Sermon – July 27, 2014

Community - Letters to the Church in CorinthKeeping the Main Thing the Main Thing,” by Rev. Mike Holly
Sermon Series: Community – Letters to the Church in Corinth

It is difficult sometimes to stay focused on one thing, isn’t it? When we are at work, things have a way of catching our attention: breaking news, sports scores, or even the issues we face at home. While we are with our loved ones or families, we also are at risk of losing focus as we receive text messages or e-mails or even as extra-curricular events fill up our calendars. Sometimes the “second thing” or “third thing” dig their way in to our attention leaving the “main thing” behind.

I once served as an intern in a church that was unwilling to change an element of worship in the service even though most visitors to the service were bothered by it. The visitors were being forced to stand in worship and share their names and what house they purchased in the community. It started as a nice way to greet folks, but eventually those new folks didn’t really want to be greeted in this way. This practice had lost its purpose and the unwillingness to change meant that the practice had lost its focus. Instead of being hospitable as planned – it became a stumbling block for all.

The Christians in Corinth faced the same thing. It appears that sometimes issues and disputes took over and caused fractures within the community. The main thing of being a Church that does what Christ commands took a back seat to the quarrel of the day. And today, we read that even their worship services were affected by the gift of people speaking in tongues. Like any gift we have received from God, they can be used faithfully or they can be used selfishly. Usually, we use God’s gifts selfishly when we have lost sight of keeping the main thing…the main thing. Maybe today is a great time to do some assessments of the main things in your life.

—Rev. Mike Holly

The Word

1 Corinthians 14:13-26

Therefore, one who speaks in a tongue should pray for the power to interpret. For if I pray in a tongue, my spirit prays but my mind is unproductive. What should I do then? I will pray with the spirit, but I will pray with the mind also; I will sing praise with the spirit, but I will sing praise with the mind also. Otherwise, if you say a blessing with the spirit, how can anyone in the position of an outsider say the “Amen” to your thanksgiving, since the outsider does not know what you are saying? For you may give thanks well enough, but the other person is not built up. I thank God that I speak in tongues more than all of you; nevertheless, in church I would rather speak five words with my mind, in order to instruct others also, than ten thousand words in a tongue.
Brothers and sisters, do not be children in your thinking; rather, be infants in evil, but in thinking be adults. In the law it is written,

“By people of strange tongues
and by the lips of foreigners
I will speak to this people;
yet even then they will not listen to me,”

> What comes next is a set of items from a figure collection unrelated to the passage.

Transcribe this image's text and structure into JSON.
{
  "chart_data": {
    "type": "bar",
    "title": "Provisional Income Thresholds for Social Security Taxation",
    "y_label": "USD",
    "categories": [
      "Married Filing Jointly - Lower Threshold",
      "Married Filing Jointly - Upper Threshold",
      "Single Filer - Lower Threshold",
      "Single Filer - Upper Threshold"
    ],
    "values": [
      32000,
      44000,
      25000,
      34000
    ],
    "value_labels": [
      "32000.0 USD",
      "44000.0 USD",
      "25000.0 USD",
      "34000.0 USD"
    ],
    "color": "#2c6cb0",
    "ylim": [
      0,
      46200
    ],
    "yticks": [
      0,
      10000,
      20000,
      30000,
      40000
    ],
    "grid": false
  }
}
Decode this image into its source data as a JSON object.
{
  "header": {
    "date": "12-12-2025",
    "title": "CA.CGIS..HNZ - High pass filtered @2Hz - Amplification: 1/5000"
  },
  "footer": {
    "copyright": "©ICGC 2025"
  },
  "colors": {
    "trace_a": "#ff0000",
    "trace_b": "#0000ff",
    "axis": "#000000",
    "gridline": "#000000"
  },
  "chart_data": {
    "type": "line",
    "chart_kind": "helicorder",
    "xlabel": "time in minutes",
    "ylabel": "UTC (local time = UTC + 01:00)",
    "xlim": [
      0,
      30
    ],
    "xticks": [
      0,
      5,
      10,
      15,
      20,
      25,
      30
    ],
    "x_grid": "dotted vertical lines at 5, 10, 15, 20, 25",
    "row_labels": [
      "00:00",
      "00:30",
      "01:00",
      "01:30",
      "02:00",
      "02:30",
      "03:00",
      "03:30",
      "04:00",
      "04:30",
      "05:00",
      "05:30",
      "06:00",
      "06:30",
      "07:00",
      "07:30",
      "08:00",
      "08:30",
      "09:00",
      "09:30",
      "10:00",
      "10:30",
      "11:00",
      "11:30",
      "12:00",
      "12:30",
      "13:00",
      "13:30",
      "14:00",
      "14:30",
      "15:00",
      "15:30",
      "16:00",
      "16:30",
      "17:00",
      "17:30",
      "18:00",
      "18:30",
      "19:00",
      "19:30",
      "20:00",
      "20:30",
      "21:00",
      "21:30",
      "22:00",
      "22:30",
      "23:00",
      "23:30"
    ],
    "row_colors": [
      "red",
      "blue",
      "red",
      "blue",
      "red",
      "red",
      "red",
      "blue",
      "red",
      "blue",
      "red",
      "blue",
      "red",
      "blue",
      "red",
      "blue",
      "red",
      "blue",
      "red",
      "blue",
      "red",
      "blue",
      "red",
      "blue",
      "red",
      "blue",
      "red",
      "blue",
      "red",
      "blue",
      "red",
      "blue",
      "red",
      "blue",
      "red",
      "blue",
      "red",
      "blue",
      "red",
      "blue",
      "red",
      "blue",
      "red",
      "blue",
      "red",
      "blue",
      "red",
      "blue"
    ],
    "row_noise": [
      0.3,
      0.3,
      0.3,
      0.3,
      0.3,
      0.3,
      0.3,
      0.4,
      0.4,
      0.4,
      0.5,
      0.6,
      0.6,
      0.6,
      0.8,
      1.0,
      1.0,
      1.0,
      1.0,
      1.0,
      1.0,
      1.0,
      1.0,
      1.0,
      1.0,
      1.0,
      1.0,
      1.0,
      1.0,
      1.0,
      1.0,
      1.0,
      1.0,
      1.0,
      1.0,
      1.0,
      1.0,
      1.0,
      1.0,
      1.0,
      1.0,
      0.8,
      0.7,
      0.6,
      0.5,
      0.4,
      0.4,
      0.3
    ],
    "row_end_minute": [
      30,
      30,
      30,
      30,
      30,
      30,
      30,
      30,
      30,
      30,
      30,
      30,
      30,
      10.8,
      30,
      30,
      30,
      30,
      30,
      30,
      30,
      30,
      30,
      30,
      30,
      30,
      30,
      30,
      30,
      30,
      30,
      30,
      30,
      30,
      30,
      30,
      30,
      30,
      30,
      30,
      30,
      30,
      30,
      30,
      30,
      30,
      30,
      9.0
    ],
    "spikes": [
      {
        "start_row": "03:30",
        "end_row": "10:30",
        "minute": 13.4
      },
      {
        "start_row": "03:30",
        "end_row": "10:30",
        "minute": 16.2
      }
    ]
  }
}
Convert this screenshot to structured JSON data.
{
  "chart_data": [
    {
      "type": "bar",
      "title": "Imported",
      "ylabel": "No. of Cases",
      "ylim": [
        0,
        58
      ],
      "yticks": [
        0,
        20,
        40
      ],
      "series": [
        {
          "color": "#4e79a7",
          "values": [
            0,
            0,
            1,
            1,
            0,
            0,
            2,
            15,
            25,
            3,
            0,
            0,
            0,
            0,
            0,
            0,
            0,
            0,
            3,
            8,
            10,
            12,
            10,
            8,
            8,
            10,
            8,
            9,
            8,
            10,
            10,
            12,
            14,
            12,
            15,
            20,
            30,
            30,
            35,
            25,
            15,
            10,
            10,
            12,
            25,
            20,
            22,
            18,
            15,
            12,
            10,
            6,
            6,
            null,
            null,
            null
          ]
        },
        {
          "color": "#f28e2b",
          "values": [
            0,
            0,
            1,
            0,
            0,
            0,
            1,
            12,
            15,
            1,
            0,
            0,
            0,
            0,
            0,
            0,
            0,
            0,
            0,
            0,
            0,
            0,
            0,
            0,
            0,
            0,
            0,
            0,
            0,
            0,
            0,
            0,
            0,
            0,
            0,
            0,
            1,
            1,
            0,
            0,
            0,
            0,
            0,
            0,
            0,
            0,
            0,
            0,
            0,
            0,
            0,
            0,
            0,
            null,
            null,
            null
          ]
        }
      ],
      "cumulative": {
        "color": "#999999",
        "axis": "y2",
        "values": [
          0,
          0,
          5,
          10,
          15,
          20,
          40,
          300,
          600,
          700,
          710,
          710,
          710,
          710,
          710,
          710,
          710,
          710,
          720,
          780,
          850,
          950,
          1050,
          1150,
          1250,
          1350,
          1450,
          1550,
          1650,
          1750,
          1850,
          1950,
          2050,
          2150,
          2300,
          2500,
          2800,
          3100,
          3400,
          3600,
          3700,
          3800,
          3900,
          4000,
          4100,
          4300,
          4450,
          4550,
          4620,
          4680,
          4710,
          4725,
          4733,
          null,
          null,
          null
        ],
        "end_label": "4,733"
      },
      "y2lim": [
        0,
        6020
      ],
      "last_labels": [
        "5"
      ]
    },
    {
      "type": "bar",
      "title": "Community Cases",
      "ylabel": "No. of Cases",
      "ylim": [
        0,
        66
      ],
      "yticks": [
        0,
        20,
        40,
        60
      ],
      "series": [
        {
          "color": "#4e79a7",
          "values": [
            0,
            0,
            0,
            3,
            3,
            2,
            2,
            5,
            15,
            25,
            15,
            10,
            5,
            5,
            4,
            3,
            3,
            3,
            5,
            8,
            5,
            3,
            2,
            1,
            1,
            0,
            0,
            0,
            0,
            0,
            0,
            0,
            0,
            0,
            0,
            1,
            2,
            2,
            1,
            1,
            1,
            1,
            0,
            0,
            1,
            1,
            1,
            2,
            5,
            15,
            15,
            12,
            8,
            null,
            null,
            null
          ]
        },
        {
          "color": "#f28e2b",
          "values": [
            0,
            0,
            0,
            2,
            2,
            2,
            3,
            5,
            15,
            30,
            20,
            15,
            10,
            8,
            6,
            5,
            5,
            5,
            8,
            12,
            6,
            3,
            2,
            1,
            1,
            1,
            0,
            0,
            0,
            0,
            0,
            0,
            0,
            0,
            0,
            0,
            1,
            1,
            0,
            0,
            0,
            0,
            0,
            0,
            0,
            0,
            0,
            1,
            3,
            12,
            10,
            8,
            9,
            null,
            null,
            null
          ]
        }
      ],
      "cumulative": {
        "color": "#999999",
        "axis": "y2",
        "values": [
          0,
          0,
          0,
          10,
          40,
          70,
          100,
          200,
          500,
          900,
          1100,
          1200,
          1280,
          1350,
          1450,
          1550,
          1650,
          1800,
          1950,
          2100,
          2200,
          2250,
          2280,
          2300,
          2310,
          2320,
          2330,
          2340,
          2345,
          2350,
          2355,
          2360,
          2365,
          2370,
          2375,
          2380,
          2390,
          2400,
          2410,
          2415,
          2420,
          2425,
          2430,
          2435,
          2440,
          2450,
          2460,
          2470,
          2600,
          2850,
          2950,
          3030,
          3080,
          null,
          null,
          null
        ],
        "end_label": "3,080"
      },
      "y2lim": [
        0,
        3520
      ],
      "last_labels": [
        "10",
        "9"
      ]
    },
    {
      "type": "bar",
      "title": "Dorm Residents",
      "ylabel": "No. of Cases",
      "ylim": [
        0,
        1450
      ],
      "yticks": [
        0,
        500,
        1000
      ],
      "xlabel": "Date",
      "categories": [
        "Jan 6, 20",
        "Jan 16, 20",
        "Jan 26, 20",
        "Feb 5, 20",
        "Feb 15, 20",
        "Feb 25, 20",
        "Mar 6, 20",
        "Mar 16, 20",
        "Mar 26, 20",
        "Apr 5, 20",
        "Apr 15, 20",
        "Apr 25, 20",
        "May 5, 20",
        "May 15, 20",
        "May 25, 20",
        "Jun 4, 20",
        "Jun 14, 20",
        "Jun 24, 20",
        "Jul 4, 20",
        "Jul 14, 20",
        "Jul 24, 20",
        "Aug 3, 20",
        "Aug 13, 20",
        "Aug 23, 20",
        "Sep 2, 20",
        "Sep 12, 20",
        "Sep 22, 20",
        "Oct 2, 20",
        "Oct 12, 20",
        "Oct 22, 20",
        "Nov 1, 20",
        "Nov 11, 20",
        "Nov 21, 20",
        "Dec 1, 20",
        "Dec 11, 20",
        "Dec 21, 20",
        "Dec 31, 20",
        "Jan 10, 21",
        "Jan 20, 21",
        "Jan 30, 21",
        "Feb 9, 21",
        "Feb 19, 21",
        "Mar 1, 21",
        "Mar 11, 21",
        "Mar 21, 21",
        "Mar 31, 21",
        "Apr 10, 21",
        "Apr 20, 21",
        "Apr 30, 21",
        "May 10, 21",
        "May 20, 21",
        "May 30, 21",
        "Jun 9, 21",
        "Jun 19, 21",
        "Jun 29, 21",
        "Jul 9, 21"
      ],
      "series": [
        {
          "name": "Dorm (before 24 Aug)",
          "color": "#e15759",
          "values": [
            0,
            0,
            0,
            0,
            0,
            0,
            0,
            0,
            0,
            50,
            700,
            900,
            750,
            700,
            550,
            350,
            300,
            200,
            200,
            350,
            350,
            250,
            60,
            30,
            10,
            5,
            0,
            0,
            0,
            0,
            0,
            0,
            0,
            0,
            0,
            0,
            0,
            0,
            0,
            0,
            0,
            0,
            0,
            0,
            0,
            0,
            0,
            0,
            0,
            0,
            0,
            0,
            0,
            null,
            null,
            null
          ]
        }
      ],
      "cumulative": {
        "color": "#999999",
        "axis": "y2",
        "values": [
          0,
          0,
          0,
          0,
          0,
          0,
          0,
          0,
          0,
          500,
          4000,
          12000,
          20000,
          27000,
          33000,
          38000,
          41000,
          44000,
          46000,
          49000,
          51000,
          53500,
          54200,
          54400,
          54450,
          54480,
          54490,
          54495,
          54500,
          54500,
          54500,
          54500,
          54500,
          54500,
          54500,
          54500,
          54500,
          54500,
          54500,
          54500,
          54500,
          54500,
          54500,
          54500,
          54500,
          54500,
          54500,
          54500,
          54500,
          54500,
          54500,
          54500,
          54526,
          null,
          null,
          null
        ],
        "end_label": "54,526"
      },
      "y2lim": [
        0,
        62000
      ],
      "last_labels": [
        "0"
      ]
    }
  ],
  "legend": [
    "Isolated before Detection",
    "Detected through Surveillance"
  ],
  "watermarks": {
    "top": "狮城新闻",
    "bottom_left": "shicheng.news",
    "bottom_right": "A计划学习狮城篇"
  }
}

says the Lord. Tongues, then, are a sign not for believers but for unbelievers, while prophecy is not for unbelievers but for believers. If, therefore, the whole church comes together and all speak in tongues, and outsiders or unbelievers enter, will they not say that you are out of your mind? But if all prophesy, an unbeliever or outsider who enters is reproved by all and called to account by all. After the secrets of the unbeliever’s heart are disclosed, that person will bow down before God and worship him, declaring, “God is really among you.”
What should be done then, my friends? When you come together, each one has a hymn, a lesson, a revelation, a tongue, or an interpretation. Let all things be done for building up.